— «…Дверь открылась, и я увидела вокруг стола троих монахов и трех молоденьких девушек, все шестеро в самом непристойном виде; две девушки, уже совершенно обнаженные, раздевали третью, а монахи ненамного от них отставали…»
Она почувствовала, что ее лицо покрывается краской, когда вдруг осознала, что Рафаэль и Вильям могли услышать ее слова. И все же она храбро продолжила:
— «Друзья мои, — сказал Рафаэль, войдя, — нам недоставало одной, вот она. Позвольте представить вам настоящий феномен, вот Лукреция, которая несет на своих плечах одновременно печать женщин самого низкого образа жизни, а здесь… — продолжил он, сделав жест столь же многозначительный, сколь и непристойный, — здесь, друзья мои, несомненное доказательство пресловутой девственности.
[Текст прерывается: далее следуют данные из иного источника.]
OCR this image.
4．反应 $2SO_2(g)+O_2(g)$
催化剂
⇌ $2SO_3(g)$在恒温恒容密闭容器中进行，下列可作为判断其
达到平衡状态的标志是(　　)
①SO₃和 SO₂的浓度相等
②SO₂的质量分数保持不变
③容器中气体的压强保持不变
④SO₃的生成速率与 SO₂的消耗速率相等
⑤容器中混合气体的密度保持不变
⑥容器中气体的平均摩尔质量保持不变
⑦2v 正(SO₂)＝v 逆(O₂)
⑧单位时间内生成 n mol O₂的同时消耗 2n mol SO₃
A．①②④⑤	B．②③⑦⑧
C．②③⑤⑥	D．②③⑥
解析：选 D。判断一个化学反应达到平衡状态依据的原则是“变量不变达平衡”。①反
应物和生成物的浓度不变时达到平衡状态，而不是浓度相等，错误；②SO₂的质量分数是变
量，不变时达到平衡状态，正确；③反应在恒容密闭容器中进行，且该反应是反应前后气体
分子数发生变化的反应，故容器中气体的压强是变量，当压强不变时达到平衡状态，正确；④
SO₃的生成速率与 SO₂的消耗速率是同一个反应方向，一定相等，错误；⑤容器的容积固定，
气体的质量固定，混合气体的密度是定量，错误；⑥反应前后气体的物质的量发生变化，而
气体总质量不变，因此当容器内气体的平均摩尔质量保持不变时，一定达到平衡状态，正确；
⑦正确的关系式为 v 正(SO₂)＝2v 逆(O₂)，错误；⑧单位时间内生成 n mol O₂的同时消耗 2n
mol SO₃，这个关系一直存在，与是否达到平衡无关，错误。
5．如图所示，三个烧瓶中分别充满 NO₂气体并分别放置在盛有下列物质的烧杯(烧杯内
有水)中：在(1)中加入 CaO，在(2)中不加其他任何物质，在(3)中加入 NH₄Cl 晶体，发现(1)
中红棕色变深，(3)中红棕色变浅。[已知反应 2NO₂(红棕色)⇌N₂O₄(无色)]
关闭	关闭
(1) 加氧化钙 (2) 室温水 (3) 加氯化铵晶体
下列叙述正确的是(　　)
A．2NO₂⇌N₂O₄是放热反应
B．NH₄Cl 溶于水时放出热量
Реакцией на этот своеобразный прием стали взрывы смеха, которые раздались со всех сторон…»
Указательным пальцем Сандра дотронулась до экрана, прикоснулась к черно-белому изображению самого низкого качества.
Убаюканная словами де Сада из уст ребенка, она прикоснулась к изображению избитого лица Рафаэля. Она знала, что вернется, чтобы увидеть его. Что она не сможет удержаться.
Он ждал ее, она уверена.
Она ждала его так долго. И уже не надеялась.
Глаза горели от стыда и напряжения, но Джессика без устали продолжила читать этот странный текст:
— «Мне тут же дали понять, что я попала в самый центр этого страшного круга и что для меня будет лучше, если я буду делать то же, что мои товарки.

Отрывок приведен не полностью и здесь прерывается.